Oh, esto es muy agradable. Cierro los ojos y me rindo al placer del agua caliente y purificadora. Mientras me aclaro la espuma siento sus manos sobre mí enjabonándome el cuerpo: los hombros, los brazos, las axilas, los senos, la espalda. Me da la vuelta con delicadeza y me atrae hacia él, mientras sigue bajando por mi cuerpo: el estómago, el vientre, sus dedos hábiles entre mis piernas… mmm… mi trasero. Oh, es muy agradable y muy íntimo. Me da la vuelta para tenerme de frente otra vez.

– Toma -dice en voz baja, y me entrega el gel-. Quiero que me limpies los restos de pintalabios.

Inmediatamente abro los ojos y los clavo en los suyos. Me mira intensamente, mojado, hermoso. Con sus preciosos y brillantes ojos grises que no traslucen nada.

– No te apartes mucho de la línea, por favor -apunta, tenso.

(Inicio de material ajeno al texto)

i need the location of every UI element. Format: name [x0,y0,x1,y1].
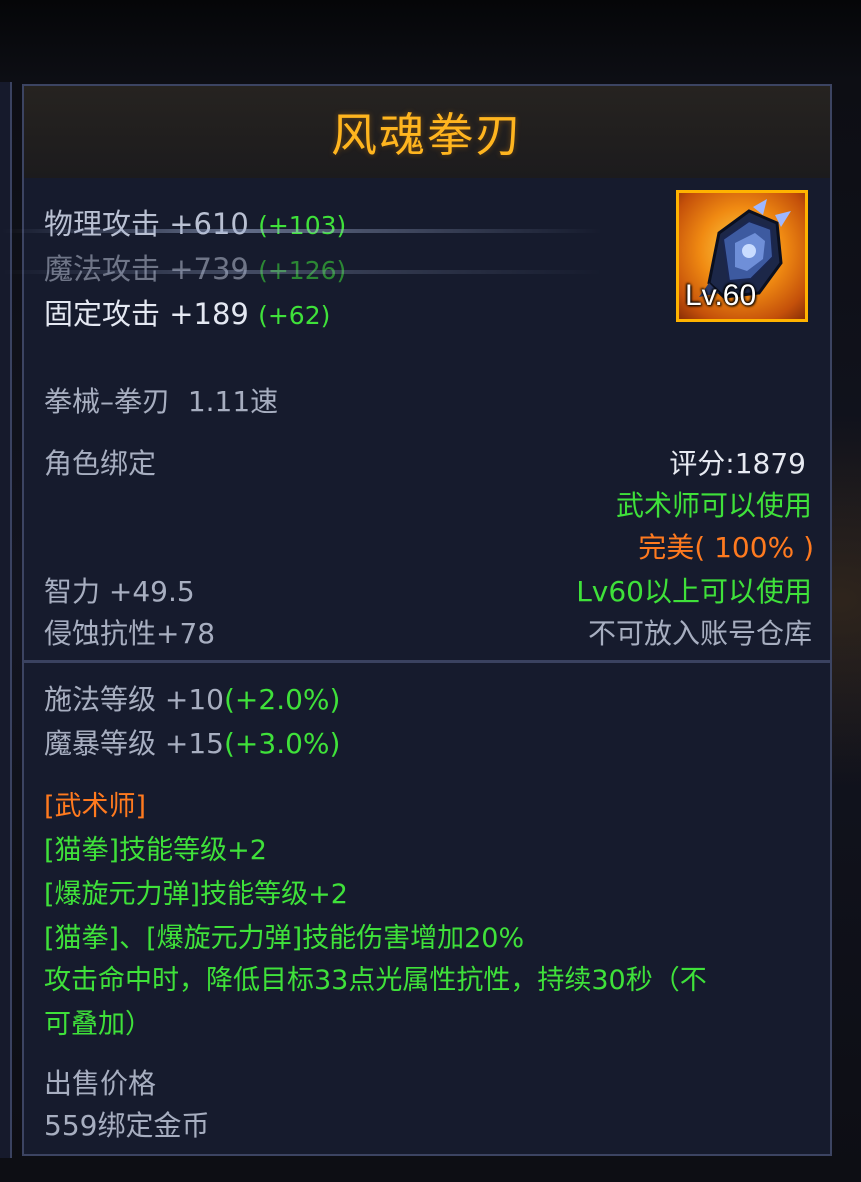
stat-name: 物理攻击 [44,207,161,241]
stat-name: 魔法攻击 [44,252,161,286]
quality-text: 完美( 100% ) [638,531,814,564]
stat-physical-attack: 物理攻击 +610 (+103) [44,201,346,243]
stat-value: +739 [169,252,249,286]
scroll-streak [2,229,602,233]
rating-bonus: (+3.0%) [224,727,341,760]
item-name: 风魂拳刃 [331,108,523,162]
level-requirement: Lv60以上可以使用 [576,575,812,608]
weapon-type: 拳械–拳刃 1.11速 [44,380,278,420]
stat-bonus: (+62) [258,301,331,330]
weapon-type-label: 拳械–拳刃 [44,385,171,418]
rating-name: 魔暴等级 +15 [44,727,224,760]
attack-speed: 1.11速 [187,385,279,418]
sell-price-value: 559绑定金币 [44,1109,210,1142]
left-panel-edge [0,82,12,1158]
stat-magic-attack: 魔法攻击 +739 (+126) [44,246,346,288]
class-effect: [猫拳]、[爆旋元力弹]技能伤害增加20% [44,923,525,954]
class-section-header: [武术师] [44,791,147,822]
rating-bonus: (+2.0%) [224,683,341,716]
binding-label: 角色绑定 [44,447,157,480]
stat-value: +189 [169,297,249,331]
gear-score: 评分:1879 [669,447,806,480]
sell-price-label: 出售价格 [44,1067,157,1100]
scroll-streak [2,270,602,274]
rating-casting: 施法等级 +10(+2.0%) [44,678,340,718]
section-divider [24,660,830,663]
item-icon[interactable]: Lv.60 [676,190,808,322]
class-effect: 攻击命中时，降低目标33点光属性抗性，持续30秒（不 [44,965,707,996]
class-effect: [猫拳]技能等级+2 [44,835,267,866]
attribute-erosion-resist: 侵蚀抗性+78 [44,617,216,650]
stat-bonus: (+103) [258,211,347,240]
stat-name: 固定攻击 [44,297,161,331]
stat-value: +610 [169,207,249,241]
class-effect: 可叠加） [44,1009,152,1040]
rating-name: 施法等级 +10 [44,683,224,716]
item-level-badge: Lv.60 [685,279,757,312]
class-requirement: 武术师可以使用 [615,489,812,522]
storage-note: 不可放入账号仓库 [587,617,812,650]
attribute-intelligence: 智力 +49.5 [44,575,195,608]
item-title-bar: 风魂拳刃 [24,86,830,178]
class-effect: [爆旋元力弹]技能等级+2 [44,879,348,910]
stat-fixed-attack: 固定攻击 +189 (+62) [44,291,330,333]
item-tooltip: 风魂拳刃 物理攻击 +610 (+103) 魔法攻击 +739 (+126) 固… [2,84,832,1156]
rating-magic-crit: 魔暴等级 +15(+3.0%) [44,722,340,762]
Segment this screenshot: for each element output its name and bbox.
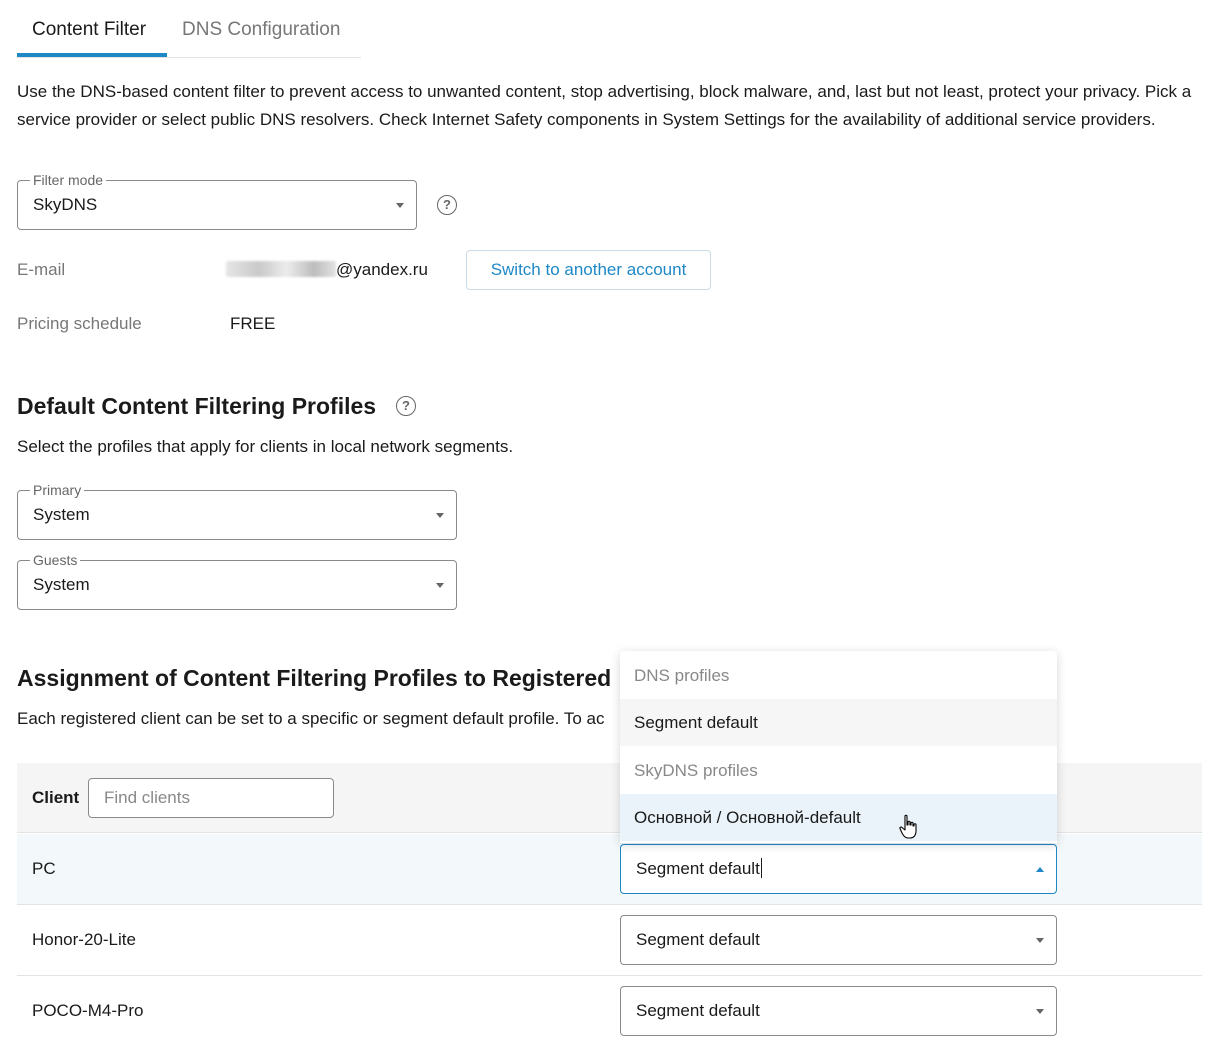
guests-value: System [33,575,90,594]
client-profile-value: Segment default [636,930,760,949]
find-clients-input[interactable] [88,778,334,818]
email-label: E-mail [17,260,66,279]
client-name: PC [32,859,56,878]
assignment-description: Each registered client can be set to a s… [17,709,605,728]
table-row: Honor-20-Lite Segment default [17,905,1202,976]
question-circle-icon[interactable]: ? [396,396,416,416]
dropdown-option-segment-default[interactable]: Segment default [620,699,1057,746]
hand-pointer-icon [899,814,917,839]
filter-mode-legend: Filter mode [30,171,107,189]
question-circle-icon[interactable]: ? [437,195,457,215]
active-tab-indicator [17,53,167,57]
email-domain: @yandex.ru [336,260,428,279]
blurred-email-username [226,261,336,277]
intro-description: Use the DNS-based content filter to prev… [17,82,1192,129]
tab-dns-configuration[interactable]: DNS Configuration [182,18,340,42]
client-name: POCO-M4-Pro [32,1001,144,1020]
filter-mode-value: SkyDNS [33,195,98,214]
primary-profile-select[interactable]: Primary System [17,481,457,540]
default-profiles-title: Default Content Filtering Profiles [17,393,377,419]
primary-value: System [33,505,90,524]
chevron-down-icon [396,203,404,208]
client-profile-select[interactable]: Segment default [620,844,1057,894]
client-profile-value: Segment default [636,858,762,878]
filter-mode-select[interactable]: Filter mode SkyDNS [17,171,417,230]
chevron-down-icon [436,513,444,518]
client-profile-select[interactable]: Segment default [620,986,1057,1036]
client-name: Honor-20-Lite [32,930,136,949]
tab-content-filter[interactable]: Content Filter [32,18,146,42]
pricing-value: FREE [230,314,276,333]
client-profile-select[interactable]: Segment default [620,915,1057,965]
text-caret [760,858,762,878]
assignment-title: Assignment of Content Filtering Profiles… [17,665,612,691]
table-row: POCO-M4-Pro Segment default [17,976,1202,1043]
tab-bar: Content Filter DNS Configuration [17,0,361,58]
dropdown-option-osnovnoy-default[interactable]: Основной / Основной-default [620,794,1057,841]
guests-profile-select[interactable]: Guests System [17,551,457,610]
client-column-header: Client [32,788,80,807]
dropdown-group-skydns-profiles: SkyDNS profiles [634,761,758,780]
profile-dropdown-menu: DNS profiles Segment default SkyDNS prof… [620,651,1057,843]
table-row: PC Segment default [17,834,1202,905]
client-profile-value: Segment default [636,1001,760,1020]
chevron-down-icon [1036,938,1044,943]
dropdown-group-dns-profiles: DNS profiles [634,666,730,685]
switch-account-button[interactable]: Switch to another account [466,250,711,290]
primary-legend: Primary [30,481,85,499]
chevron-down-icon [1036,1009,1044,1014]
chevron-down-icon [436,583,444,588]
chevron-up-icon [1036,867,1044,872]
default-profiles-description: Select the profiles that apply for clien… [17,437,514,456]
pricing-label: Pricing schedule [17,314,142,333]
guests-legend: Guests [30,551,81,569]
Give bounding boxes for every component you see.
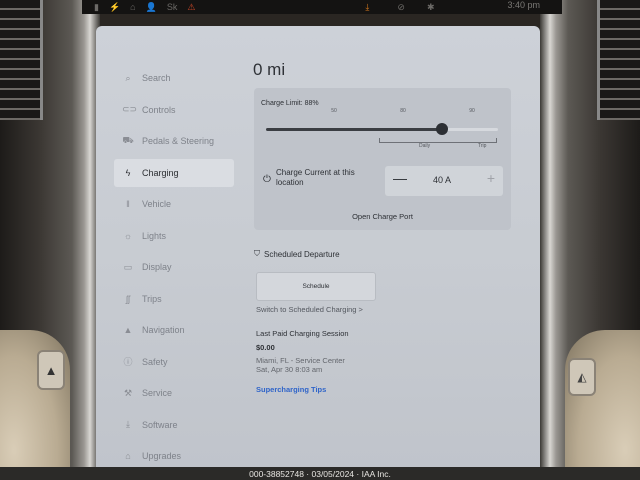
- sidebar-item-navigation[interactable]: ▲ Navigation: [114, 316, 234, 344]
- auction-watermark: 000-38852748 · 03/05/2024 · IAA Inc.: [0, 467, 640, 480]
- display-icon: ▭: [123, 261, 133, 272]
- sidebar-item-search[interactable]: ⌕ Search: [114, 64, 234, 92]
- last-session-title: Last Paid Charging Session: [256, 329, 349, 338]
- sidebar-item-software[interactable]: ⤓ Software: [114, 411, 234, 439]
- sidebar-item-label: Search: [142, 73, 171, 83]
- sidebar-item-label: Vehicle: [142, 199, 172, 209]
- daily-label: Daily: [419, 143, 431, 149]
- shield-clock-icon: ⛉: [254, 249, 260, 258]
- sidebar-item-controls[interactable]: ⊂⊃ Controls: [114, 96, 234, 124]
- bag-icon: ⌂: [125, 451, 131, 461]
- slider-fill: [266, 128, 443, 131]
- tick-label: 90: [469, 108, 475, 114]
- sidebar-item-label: Upgrades: [142, 451, 182, 461]
- sidebar-item-label: Controls: [142, 104, 176, 115]
- charge-current-row: ⏻ Charge Current at this location — 40 A…: [261, 166, 505, 196]
- hazard-icon: ▲: [37, 350, 65, 390]
- scheduled-departure-heading: ⛉ Scheduled Departure: [254, 249, 340, 259]
- sidebar-item-label: Software: [142, 419, 178, 430]
- sidebar-item-charging[interactable]: ϟ Charging: [114, 158, 234, 187]
- warning-icon: ⚠: [187, 1, 196, 12]
- lightning-icon: ⚡: [108, 1, 121, 12]
- supercharging-tips-link[interactable]: Supercharging Tips: [256, 385, 326, 394]
- schedule-button[interactable]: Schedule: [256, 272, 376, 301]
- right-leather-trim: [565, 330, 640, 480]
- bluetooth-icon: ✱: [426, 1, 435, 12]
- sidebar-item-label: Pedals & Steering: [142, 136, 215, 146]
- user-name[interactable]: Sk: [167, 2, 178, 12]
- sidebar-item-upgrades[interactable]: ⌂ Upgrades: [114, 442, 234, 470]
- range-display: 0 mi: [253, 60, 286, 79]
- plug-icon: ⏻: [263, 174, 271, 185]
- toggle-icon: ⊂⊃: [122, 104, 138, 114]
- last-session-location: Miami, FL - Service Center: [256, 356, 345, 365]
- status-bar: ▮ ⚡ ⌂ 👤 Sk ⚠ ⤓ ⊘ ✱ 3:40 pm: [82, 0, 562, 14]
- scheduled-departure-label: Scheduled Departure: [264, 249, 340, 259]
- left-air-vent: [0, 0, 43, 120]
- sidebar-item-label: Service: [142, 388, 173, 398]
- charge-settings-card: Charge Limit: 88% 50 80 90 Daily Trip ⏻ …: [254, 88, 511, 230]
- sidebar-item-label: Display: [142, 262, 172, 272]
- sidebar-item-trips[interactable]: ʃʃ Trips: [114, 285, 234, 313]
- info-circle-icon: ⓘ: [123, 357, 133, 367]
- touchscreen: ⌕ Search ⊂⊃ Controls ⛟ Pedals & Steering…: [96, 26, 540, 472]
- trips-icon: ʃʃ: [126, 293, 130, 304]
- glovebox-icon: ◭: [568, 358, 596, 396]
- battery-icon: ▮: [94, 1, 99, 12]
- sidebar-item-lights[interactable]: ☼ Lights: [114, 222, 234, 250]
- wrench-icon: ⚒: [123, 387, 133, 398]
- sidebar-item-label: Navigation: [142, 325, 185, 335]
- slider-thumb[interactable]: [436, 123, 449, 135]
- charge-limit-slider[interactable]: [266, 128, 498, 131]
- last-session-cost: $0.00: [256, 343, 275, 352]
- sidebar-item-service[interactable]: ⚒ Service: [114, 379, 234, 407]
- user-icon[interactable]: 👤: [146, 2, 157, 13]
- sidebar-item-label: Charging: [142, 167, 179, 178]
- charge-current-value: 40 A: [433, 175, 452, 185]
- last-session-date: Sat, Apr 30 8:03 am: [256, 365, 323, 374]
- sidebar-item-label: Lights: [142, 230, 167, 241]
- sidebar-item-vehicle[interactable]: ǁ Vehicle: [114, 190, 234, 218]
- no-signal-icon: ⊘: [397, 1, 405, 12]
- sliders-icon: ǁ: [126, 199, 130, 209]
- open-charge-port-button[interactable]: Open Charge Port: [254, 212, 511, 221]
- sidebar-item-display[interactable]: ▭ Display: [114, 253, 234, 281]
- switch-to-scheduled-charging-link[interactable]: Switch to Scheduled Charging >: [256, 305, 363, 314]
- right-air-vent: [597, 0, 640, 120]
- sidebar-item-safety[interactable]: ⓘ Safety: [114, 348, 234, 376]
- download-icon: ⤓: [126, 419, 130, 429]
- lightning-icon: ϟ: [125, 167, 131, 178]
- download-icon: ⤓: [365, 1, 370, 12]
- sidebar-item-pedals-steering[interactable]: ⛟ Pedals & Steering: [114, 127, 234, 155]
- navigation-arrow-icon: ▲: [123, 325, 133, 335]
- increase-current-button[interactable]: +: [487, 170, 495, 186]
- trip-label: Trip: [478, 143, 487, 149]
- sidebar-item-label: Trips: [142, 293, 162, 304]
- clock: 3:40 pm: [507, 0, 540, 10]
- charge-current-label: Charge Current at this location: [276, 168, 355, 187]
- home-icon: ⌂: [130, 2, 136, 12]
- sun-icon: ☼: [123, 230, 133, 241]
- slider-ticks: 50 80 90: [266, 108, 498, 118]
- tick-label: 50: [331, 108, 337, 114]
- tick-label: 80: [400, 108, 406, 114]
- sidebar-item-label: Safety: [142, 356, 168, 367]
- car-icon: ⛟: [122, 135, 134, 145]
- charge-limit-label: Charge Limit: 88%: [261, 100, 319, 107]
- search-icon: ⌕: [125, 72, 131, 83]
- settings-sidebar: ⌕ Search ⊂⊃ Controls ⛟ Pedals & Steering…: [114, 64, 234, 472]
- decrease-current-button[interactable]: —: [393, 170, 407, 186]
- charge-current-stepper: — 40 A +: [385, 166, 503, 196]
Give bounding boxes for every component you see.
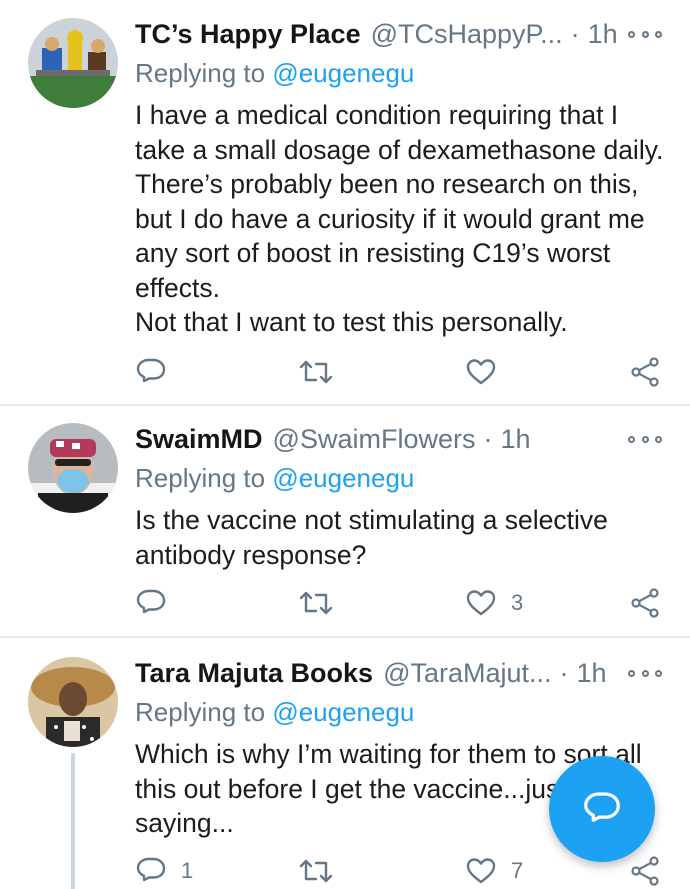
heart-icon — [466, 858, 496, 884]
compose-reply-button[interactable] — [549, 756, 655, 862]
user-handle[interactable]: @TCsHappyP... — [371, 19, 563, 50]
retweet-button[interactable] — [298, 585, 348, 621]
divider — [0, 636, 690, 638]
separator-dot: · — [559, 657, 569, 688]
replying-to: Replying to @eugenegu — [135, 697, 414, 728]
avatar[interactable] — [28, 423, 118, 513]
reply-icon — [136, 589, 166, 614]
like-button[interactable]: 3 — [465, 585, 523, 621]
share-icon — [631, 856, 659, 886]
replying-to-label: Replying to — [135, 58, 266, 88]
tweet-text-paragraph: I have a medical condition requiring tha… — [135, 100, 664, 303]
retweet-icon — [299, 859, 333, 883]
tweet-actions — [135, 354, 665, 390]
tweet-text: I have a medical condition requiring tha… — [135, 98, 665, 340]
user-handle[interactable]: @TaraMajut... — [383, 658, 551, 689]
reply-button[interactable]: 1 — [135, 853, 193, 889]
like-button[interactable] — [465, 354, 511, 390]
like-button[interactable]: 7 — [465, 853, 523, 889]
mention-link[interactable]: @eugenegu — [272, 58, 414, 88]
reply-count: 1 — [181, 858, 194, 883]
retweet-icon — [299, 360, 333, 384]
mention-link[interactable]: @eugenegu — [272, 463, 414, 493]
like-count: 7 — [511, 858, 524, 883]
separator-dot: · — [570, 18, 580, 49]
tweet-text: Is the vaccine not stimulating a selecti… — [135, 503, 665, 572]
replying-to: Replying to @eugenegu — [135, 463, 414, 494]
display-name[interactable]: TC’s Happy Place — [135, 19, 361, 50]
reply-button[interactable] — [135, 585, 181, 621]
retweet-icon — [299, 591, 333, 615]
more-options-icon[interactable] — [628, 665, 662, 681]
share-button[interactable] — [629, 853, 661, 889]
share-icon — [631, 588, 659, 618]
retweet-button[interactable] — [298, 853, 348, 889]
separator-dot: · — [483, 423, 493, 454]
share-button[interactable] — [629, 354, 661, 390]
avatar[interactable] — [28, 657, 118, 747]
avatar[interactable] — [28, 18, 118, 108]
more-options-icon[interactable] — [628, 431, 662, 447]
display-name[interactable]: SwaimMD — [135, 424, 263, 455]
divider — [0, 404, 690, 406]
share-button[interactable] — [629, 585, 661, 621]
share-icon — [631, 357, 659, 387]
reply-icon — [136, 857, 166, 882]
tweet-actions: 3 — [135, 585, 665, 621]
replying-to: Replying to @eugenegu — [135, 58, 414, 89]
tweet-text-paragraph: Not that I want to test this personally. — [135, 307, 568, 337]
display-name[interactable]: Tara Majuta Books — [135, 658, 373, 689]
tweet-text-paragraph: Is the vaccine not stimulating a selecti… — [135, 505, 608, 570]
more-options-icon[interactable] — [628, 26, 662, 42]
replying-to-label: Replying to — [135, 697, 266, 727]
user-handle[interactable]: @SwaimFlowers — [273, 424, 476, 455]
like-count: 3 — [511, 590, 524, 615]
heart-icon — [466, 590, 496, 616]
reply-button[interactable] — [135, 354, 181, 390]
reply-icon — [136, 358, 166, 383]
thread-line — [71, 753, 75, 889]
replying-to-label: Replying to — [135, 463, 266, 493]
timestamp[interactable]: 1h — [588, 19, 618, 50]
compose-reply-icon — [584, 792, 620, 822]
timestamp[interactable]: 1h — [577, 658, 607, 689]
heart-icon — [466, 359, 496, 385]
retweet-button[interactable] — [298, 354, 348, 390]
timestamp[interactable]: 1h — [500, 424, 530, 455]
mention-link[interactable]: @eugenegu — [272, 697, 414, 727]
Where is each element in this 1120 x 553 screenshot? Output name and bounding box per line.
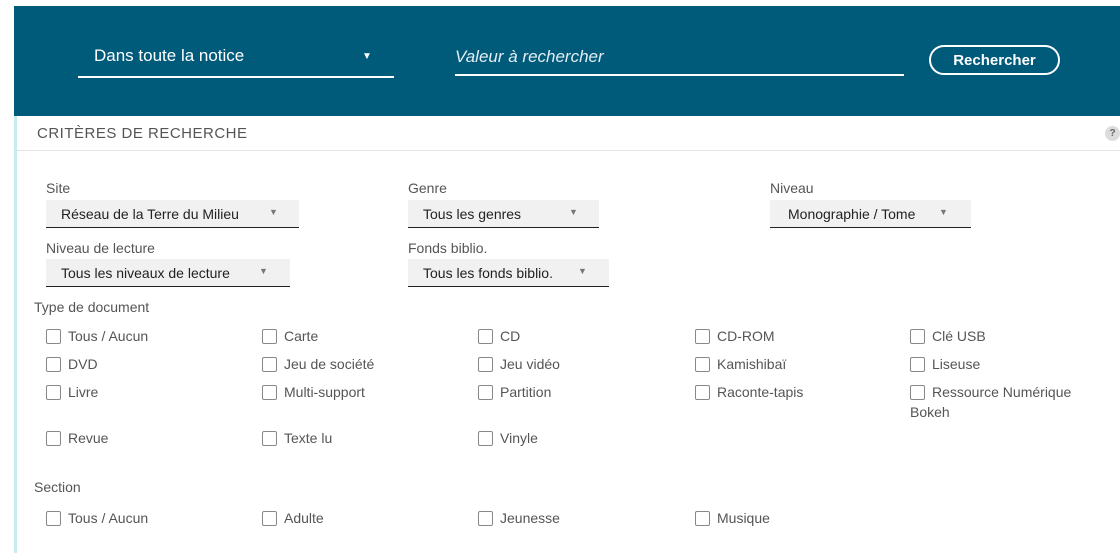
checkbox[interactable] xyxy=(46,329,61,344)
type-document-label: Type de document xyxy=(34,299,150,315)
genre-label: Genre xyxy=(408,180,447,196)
type-document-option[interactable]: Ressource Numérique Bokeh xyxy=(910,382,1105,422)
checkbox[interactable] xyxy=(910,329,925,344)
search-query-field xyxy=(455,42,904,76)
checkbox[interactable] xyxy=(46,357,61,372)
caret-down-icon: ▼ xyxy=(569,207,578,217)
type-document-option[interactable]: CD xyxy=(478,326,520,346)
caret-down-icon: ▼ xyxy=(259,266,268,276)
checkbox[interactable] xyxy=(46,511,61,526)
search-bar: Dans toute la notice ▼ Rechercher xyxy=(14,6,1120,116)
checkbox[interactable] xyxy=(478,357,493,372)
type-document-option[interactable]: Vinyle xyxy=(478,428,538,448)
section-option[interactable]: Adulte xyxy=(262,508,324,528)
niveau-label: Niveau xyxy=(770,180,814,196)
caret-down-icon: ▼ xyxy=(578,266,587,276)
checkbox[interactable] xyxy=(478,385,493,400)
niveau-select-value: Monographie / Tome xyxy=(788,206,916,222)
fonds-label: Fonds biblio. xyxy=(408,240,488,256)
site-label: Site xyxy=(46,180,71,196)
caret-down-icon: ▼ xyxy=(939,207,948,217)
type-document-option[interactable]: Partition xyxy=(478,382,551,402)
checkbox[interactable] xyxy=(910,385,925,400)
type-document-option[interactable]: DVD xyxy=(46,354,98,374)
type-document-option[interactable]: Texte lu xyxy=(262,428,332,448)
type-document-option[interactable]: Jeu vidéo xyxy=(478,354,560,374)
genre-select-value: Tous les genres xyxy=(423,206,522,222)
checkbox[interactable] xyxy=(478,511,493,526)
niveau-lecture-select-value: Tous les niveaux de lecture xyxy=(61,265,230,281)
section-option[interactable]: Jeunesse xyxy=(478,508,560,528)
checkbox[interactable] xyxy=(695,385,710,400)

– De acuerdo -murmuro, intentando absorber la enormidad de lo que acaba de pedirme que haga: tocarle en el límite de la zona prohibida.

Me echo un poco de jabón en la mano y froto ambas palmas para hacer espuma; luego las pongo sobre sus hombros y, con cuidado, lavo la raya de carmín de cada costado. Él se queda quieto y cierra los ojos con el rostro impasible, pero respira entrecortadamente, y sé que no es por deseo sino por miedo. Y eso me hiere en lo más profundo.

Con dedos temblorosos resigo cuidadosamente la línea por el costado de su torso, enjabonando y frotando suavemente, y él traga saliva con la barbilla rígida como si apretara los dientes. ¡Ahhh! Se me encoge el corazón y tengo la garganta seca. Oh, no… Estoy a punto de romper a llorar.